Sebab bila kebebasan merupakan sebagai tujuan akhir maka kebebasan menjadi deterministic itu

sendiri, dalam arti bahwa ia tidak lagi berbeda dengan sebuah ranting ditengah lautan yang bergerak

kekiri dan kekanan dikarenakan arus dan bukan berdasarkan pilihannya. Kebebasan hanya merupakan

syarat (mesti) awal dalam menggapai cita-cita ideal (Kesempurnaan Tuhan) sebagai tujuan akhir dan

inilah yang dimaksud dengan kemerdekaan.

Kebebasan individu bukan berarti kebebasan mutlak yang mana kebebasannya hanya dibatasi oleh

kebebasan orang atau individu yang lain. Sebab defenisi kebebasan itu tersebut adalah sistem etik yang

hanya menguntungkan orang – orang kuat dan mendeskreditkan orang-orang lemah. Ini karena bagi

orang kuat kebebasannya itu sendiri telah dapat membungkam orang-orang lemah, dengan kata lain

eksisten orang-orang lemah tidak memiliki daya untuk membatasi kebebasan orang kuat. Sistem ini

hanya berlaku bagi individu-individu yang samasama memiliki kekuatan. Atau kebebasan kita dibatasi

oleh kebebasan orang lain karena kebebasan orang lain tersebut lebih kuat.

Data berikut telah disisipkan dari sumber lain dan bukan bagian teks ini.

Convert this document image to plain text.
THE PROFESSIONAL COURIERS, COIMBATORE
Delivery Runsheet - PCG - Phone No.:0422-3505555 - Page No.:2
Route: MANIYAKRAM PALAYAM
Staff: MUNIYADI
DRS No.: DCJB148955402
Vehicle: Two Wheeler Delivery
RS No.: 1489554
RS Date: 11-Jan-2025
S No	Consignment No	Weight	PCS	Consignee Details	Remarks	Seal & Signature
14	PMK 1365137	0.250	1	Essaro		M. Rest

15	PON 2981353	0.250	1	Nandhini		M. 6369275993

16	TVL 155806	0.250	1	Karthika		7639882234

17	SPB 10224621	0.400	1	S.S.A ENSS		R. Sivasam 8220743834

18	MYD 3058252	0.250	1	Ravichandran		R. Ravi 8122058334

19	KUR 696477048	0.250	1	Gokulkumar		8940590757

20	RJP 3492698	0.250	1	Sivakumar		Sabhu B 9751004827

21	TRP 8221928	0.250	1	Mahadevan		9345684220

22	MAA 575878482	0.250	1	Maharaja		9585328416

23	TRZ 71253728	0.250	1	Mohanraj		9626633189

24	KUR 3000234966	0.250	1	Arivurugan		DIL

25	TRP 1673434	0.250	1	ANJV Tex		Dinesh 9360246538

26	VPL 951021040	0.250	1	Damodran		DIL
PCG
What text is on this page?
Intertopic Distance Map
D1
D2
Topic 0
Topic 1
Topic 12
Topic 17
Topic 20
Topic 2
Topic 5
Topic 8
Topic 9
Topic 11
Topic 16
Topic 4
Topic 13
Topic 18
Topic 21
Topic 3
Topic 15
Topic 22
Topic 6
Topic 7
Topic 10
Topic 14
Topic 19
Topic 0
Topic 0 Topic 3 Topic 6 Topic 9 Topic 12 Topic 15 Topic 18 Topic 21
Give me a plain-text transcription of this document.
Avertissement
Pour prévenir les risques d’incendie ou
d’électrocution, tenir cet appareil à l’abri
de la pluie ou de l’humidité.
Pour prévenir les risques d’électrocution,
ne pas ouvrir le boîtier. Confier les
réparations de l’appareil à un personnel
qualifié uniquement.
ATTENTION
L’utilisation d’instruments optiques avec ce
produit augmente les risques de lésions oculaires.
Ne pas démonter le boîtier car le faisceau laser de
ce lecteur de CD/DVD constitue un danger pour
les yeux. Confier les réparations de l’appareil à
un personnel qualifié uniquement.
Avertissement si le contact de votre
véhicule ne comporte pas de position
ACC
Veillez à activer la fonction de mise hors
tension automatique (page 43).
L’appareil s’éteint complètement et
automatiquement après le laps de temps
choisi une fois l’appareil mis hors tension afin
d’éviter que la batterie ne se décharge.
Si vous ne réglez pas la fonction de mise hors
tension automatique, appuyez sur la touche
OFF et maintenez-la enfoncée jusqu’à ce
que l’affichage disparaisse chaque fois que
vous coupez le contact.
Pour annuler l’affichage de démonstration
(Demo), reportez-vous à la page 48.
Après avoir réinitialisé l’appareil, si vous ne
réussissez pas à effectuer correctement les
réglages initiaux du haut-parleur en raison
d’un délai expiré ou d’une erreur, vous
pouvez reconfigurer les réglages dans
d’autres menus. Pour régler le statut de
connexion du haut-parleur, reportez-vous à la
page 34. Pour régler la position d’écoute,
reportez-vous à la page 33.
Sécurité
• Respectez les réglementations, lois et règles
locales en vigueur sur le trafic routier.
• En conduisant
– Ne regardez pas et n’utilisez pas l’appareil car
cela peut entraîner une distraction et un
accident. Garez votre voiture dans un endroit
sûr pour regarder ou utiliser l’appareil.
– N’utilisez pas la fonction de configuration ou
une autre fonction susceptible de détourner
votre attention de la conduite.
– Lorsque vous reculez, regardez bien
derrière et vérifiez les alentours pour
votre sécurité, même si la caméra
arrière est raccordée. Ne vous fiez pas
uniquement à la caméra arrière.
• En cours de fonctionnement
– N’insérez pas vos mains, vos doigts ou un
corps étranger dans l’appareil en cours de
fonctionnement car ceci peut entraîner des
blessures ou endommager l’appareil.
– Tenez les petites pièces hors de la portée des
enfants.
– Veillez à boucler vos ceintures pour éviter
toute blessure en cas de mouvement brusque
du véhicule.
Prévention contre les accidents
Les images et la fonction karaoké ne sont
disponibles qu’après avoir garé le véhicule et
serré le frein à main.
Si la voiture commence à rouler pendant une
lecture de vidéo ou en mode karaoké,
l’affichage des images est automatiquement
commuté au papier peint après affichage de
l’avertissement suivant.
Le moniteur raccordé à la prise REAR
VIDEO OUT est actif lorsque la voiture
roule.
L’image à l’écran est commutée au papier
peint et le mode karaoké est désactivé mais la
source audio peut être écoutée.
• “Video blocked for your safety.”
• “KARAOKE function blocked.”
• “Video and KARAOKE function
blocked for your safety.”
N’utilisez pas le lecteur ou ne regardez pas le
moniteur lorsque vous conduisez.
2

Sesungguhnya kebebasan individu tidaklah demikian. Kebebasan individu berarti bahwa secara sosial

dalam interaksinya dengan orang lain ia tidak berada pada posisi tertindas dan secara spiritual ia tidak

berada dalam posisi menindas. Kebebasan bukan berarti memanfaatkan kekuatan dan kekuasaan dalam

melakukan apa saja tetapi dalam arti kemampuan untuk tidak memanfaatkan kekuatan dan kekuasaan

(menahan diri) untuk membalas menindas ketika ia berada pada posisi memiliki kesempatan untuk itu,

dan ini adalah satu pengertian kemerdekaan manusia dan keharusan universal.

BAB VII

KEADILAN SOSIAL DAN KEADILAN EKONOMI

Keadilan menjadi sebuah konsep abstrak yang sering diartikan secara berbeda oleh setiap orang

utamanya mereka – mereka yang pernah mengalami suatu ketidakadilan dalam kehidupan

bermasyarakat. Hal ini menuntut secara tegas perlu dilakukan redefenisi terhadap apa yang dimaksud

dengan keadilan.

Bila keadilan diartikan sebagai tercipta suatu keseimbangan dan persamaan yang proporsional maka

pemecahan permasalahan keadilan sosial dan ekonomi hanya dapat teratasi dengan menemukan

jawaban terhadap sebab – sebab terjadinya ketidak-adilan sosial dan ekonomi serta bagaimana agar

dalam distribusi kekayaan dapat terbagi secara adil sehingga terhindar dari terjadinya diskriminasi dan

pengutuban, atau kelas dalam masyarakat.

Jelas terlihat dari problem yang dihadapi bahwa kasus keadilan sosial dan ekonomi bukanlah merupakan

wilayah garapan ilmu ilmiah (positif). Karena masalah keadilan bukanlah fenomena empiris yang dapat

diukur secara kuantitatif. Namun ia merupakan konsep abstrak yang berkenaan dengan aspek kebijakan-

kebijakan praksis, karena itu ia merupakan garapan filosofis dan bersifat ideologis. Itulah sebabnya

mengapa dalam menjawab masalah diatas setiap orang atau kelompok memiliki jawaban dan konsep

yang berbeda sesuai dengan ideologi, kandungan batinnya serta kapasitas pengetahuannya.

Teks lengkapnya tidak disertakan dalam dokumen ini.